A hand clamped tight on my wrist, but Elizabeth was still without her words, pretty or foul. Dhakhan had never been a form of trickster that tolerated idle chitchat from the guilty, and she was now wearing part of that form. “That’s okay, sugar. I’ll talk for you. Dennison Phillip Jameson. He was single, he did have a thing for women in boots, and he had all the money in the world, and you do sincerely take after his mama. He would’ve adored you. And as an extra bonus just for my favorite client of the week, he’s already dead—that’s how you wanted him—the sooner the better, right? He jumped right about here ten years ago.” A shame, no doubt, but he’d picked a nice place for it. “He was a sad man, but I think you’ll cheer him right up. They never did find his body. If things work out right, yours will wash up beside his and then it’s heavenly bliss in a tangle of bones and boots.” I smiled wider. “Sorry I couldn’t work you in a wedding cake. It would’ve been a nice touch.”

She was trying to say no; I could see it framed in her lips and the whites of her straining eyes and the fierce shaking of her head, but I didn’t hear a whisper. “Sorry, darlin’, these boots weren’t made for talking. They’re made for one thing only. Justice. Now go on. Go give your new dead husband a kiss. One from me, too, you hear?”

She stood stiffly, arms flailing. I ducked and backed away. Bethy Rose was a fighter with a helluva amount of stubborn resolve, that was for certain. Too bad for her that there were things you couldn’t fight and things you didn’t want to accept but had to. You don’t have to agree with justice—no, you do not—but that makes no difference.

One way or another, justice will do with you what must be done.

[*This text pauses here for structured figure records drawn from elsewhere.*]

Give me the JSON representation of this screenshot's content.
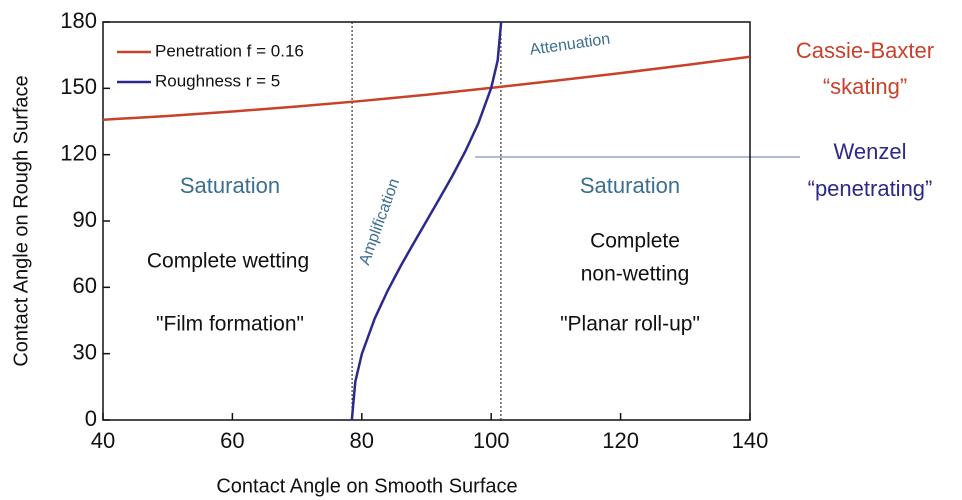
{
  "chart_data": {
    "type": "line",
    "xlabel": "Contact Angle on Smooth Surface",
    "ylabel": "Contact Angle on Rough Surface",
    "xlim": [
      40,
      140
    ],
    "ylim": [
      0,
      180
    ],
    "xticks": [
      40,
      60,
      80,
      100,
      120,
      140
    ],
    "yticks": [
      0,
      30,
      60,
      90,
      120,
      150,
      180
    ],
    "legend": "upper left",
    "series": [
      {
        "name": "Penetration f = 0.16",
        "color": "#c8412b",
        "x": [
          40,
          50,
          60,
          70,
          80,
          90,
          100,
          110,
          120,
          130,
          140
        ],
        "values": [
          135.8,
          137.5,
          139.5,
          141.8,
          144.3,
          147.1,
          150.2,
          153.5,
          156.9,
          160.5,
          164.3
        ]
      },
      {
        "name": "Roughness r = 5",
        "color": "#2b2a8c",
        "x": [
          78.46,
          79,
          80,
          82,
          84,
          86,
          88,
          90,
          92,
          94,
          96,
          98,
          100,
          101,
          101.54
        ],
        "values": [
          0,
          17.4,
          29.8,
          45.9,
          58.5,
          69.6,
          79.9,
          90,
          100.1,
          110.4,
          121.5,
          134.1,
          150.2,
          162.6,
          180
        ]
      }
    ],
    "vlines": [
      78.5,
      101.5
    ],
    "annotations": [
      "Attenuation",
      "Amplification",
      "Saturation",
      "Saturation",
      "Complete wetting",
      "\"Film formation\"",
      "Complete",
      "non-wetting",
      "\"Planar roll-up\"",
      "Cassie-Baxter",
      "“skating”",
      "Wenzel",
      "“penetrating”"
    ]
  }
}
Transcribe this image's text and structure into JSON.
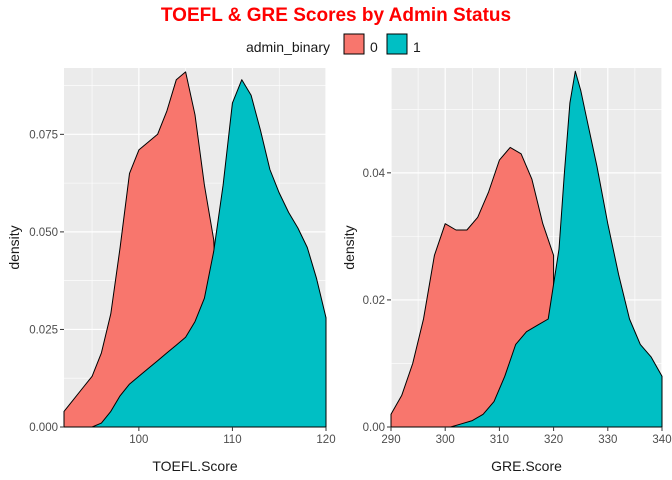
{
  "title": "TOEFL & GRE Scores by Admin Status",
  "legend": {
    "title": "admin_binary",
    "entries": [
      {
        "label": "0",
        "color": "#F8766D"
      },
      {
        "label": "1",
        "color": "#00BFC4"
      }
    ]
  },
  "colors": {
    "panel_bg": "#EBEBEB",
    "grid": "#FFFFFF",
    "title": "#FF0000",
    "tick_text": "#4D4D4D",
    "outline": "#000000"
  },
  "chart_data": [
    {
      "type": "area",
      "subtype": "density",
      "xlabel": "TOEFL.Score",
      "ylabel": "density",
      "xlim": [
        92,
        120
      ],
      "ylim": [
        0,
        0.092
      ],
      "x_ticks": [
        100,
        110,
        120
      ],
      "y_ticks": [
        0.0,
        0.025,
        0.05,
        0.075
      ],
      "x_tick_labels": [
        "100",
        "110",
        "120"
      ],
      "y_tick_labels": [
        "0.000",
        "0.025",
        "0.050",
        "0.075"
      ],
      "grid": true,
      "legend_position": "top",
      "series": [
        {
          "name": "0",
          "color": "#F8766D",
          "x": [
            92,
            93,
            94,
            95,
            96,
            97,
            98,
            99,
            100,
            101,
            102,
            103,
            104,
            105,
            106,
            107,
            108,
            109
          ],
          "y": [
            0.004,
            0.007,
            0.01,
            0.013,
            0.019,
            0.029,
            0.046,
            0.065,
            0.071,
            0.073,
            0.075,
            0.081,
            0.089,
            0.091,
            0.08,
            0.062,
            0.048,
            0.0
          ]
        },
        {
          "name": "1",
          "color": "#00BFC4",
          "x": [
            94,
            95,
            96,
            97,
            98,
            99,
            100,
            101,
            102,
            103,
            104,
            105,
            106,
            107,
            108,
            109,
            110,
            111,
            112,
            113,
            114,
            115,
            116,
            117,
            118,
            119,
            120
          ],
          "y": [
            0.0,
            0.0,
            0.001,
            0.004,
            0.008,
            0.011,
            0.013,
            0.015,
            0.017,
            0.019,
            0.021,
            0.023,
            0.027,
            0.033,
            0.045,
            0.062,
            0.083,
            0.089,
            0.085,
            0.076,
            0.066,
            0.06,
            0.055,
            0.051,
            0.046,
            0.038,
            0.028
          ]
        }
      ]
    },
    {
      "type": "area",
      "subtype": "density",
      "xlabel": "GRE.Score",
      "ylabel": "density",
      "xlim": [
        290,
        340
      ],
      "ylim": [
        0,
        0.0565
      ],
      "x_ticks": [
        290,
        300,
        310,
        320,
        330,
        340
      ],
      "y_ticks": [
        0.0,
        0.02,
        0.04
      ],
      "x_tick_labels": [
        "290",
        "300",
        "310",
        "320",
        "330",
        "340"
      ],
      "y_tick_labels": [
        "0.00",
        "0.02",
        "0.04"
      ],
      "grid": true,
      "legend_position": "top",
      "series": [
        {
          "name": "0",
          "color": "#F8766D",
          "x": [
            290,
            292,
            294,
            296,
            298,
            300,
            302,
            304,
            306,
            308,
            310,
            312,
            314,
            316,
            318,
            320
          ],
          "y": [
            0.002,
            0.005,
            0.01,
            0.017,
            0.027,
            0.032,
            0.031,
            0.031,
            0.033,
            0.037,
            0.042,
            0.044,
            0.043,
            0.039,
            0.032,
            0.027
          ]
        },
        {
          "name": "1",
          "color": "#00BFC4",
          "x": [
            295,
            297,
            299,
            301,
            303,
            305,
            307,
            309,
            311,
            313,
            315,
            317,
            319,
            321,
            322,
            323,
            324,
            325,
            326,
            328,
            330,
            332,
            334,
            336,
            338,
            340
          ],
          "y": [
            0.0,
            0.0,
            0.0,
            0.0,
            0.0005,
            0.001,
            0.002,
            0.004,
            0.008,
            0.013,
            0.015,
            0.016,
            0.017,
            0.028,
            0.04,
            0.051,
            0.056,
            0.053,
            0.049,
            0.041,
            0.032,
            0.024,
            0.017,
            0.013,
            0.011,
            0.008
          ]
        }
      ]
    }
  ]
}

Elizabeth’s boots took her over the edge, climbing and dragging her along step by stilted step. It was done with a bit less grace than I’d hoped, but away she went all the same. She flew through the air like Icarus. She flew too high with the wings of murdered men and finally was felled low. I felt that discarded part of my self that she wore in boots of gold, scarlet, jade, sapphire, indigo go with her, back to the water where it belonged. I liked to think I heard her hit, heard the splash, but it was far and the wind was loud. That was all right. I’d never forget the picture it made, anyway. I never forget the good tricks or the good days. This was both. The sky was blue as ever and I waved at the crow that flew overhead. Maybe I knew him or her. You never know.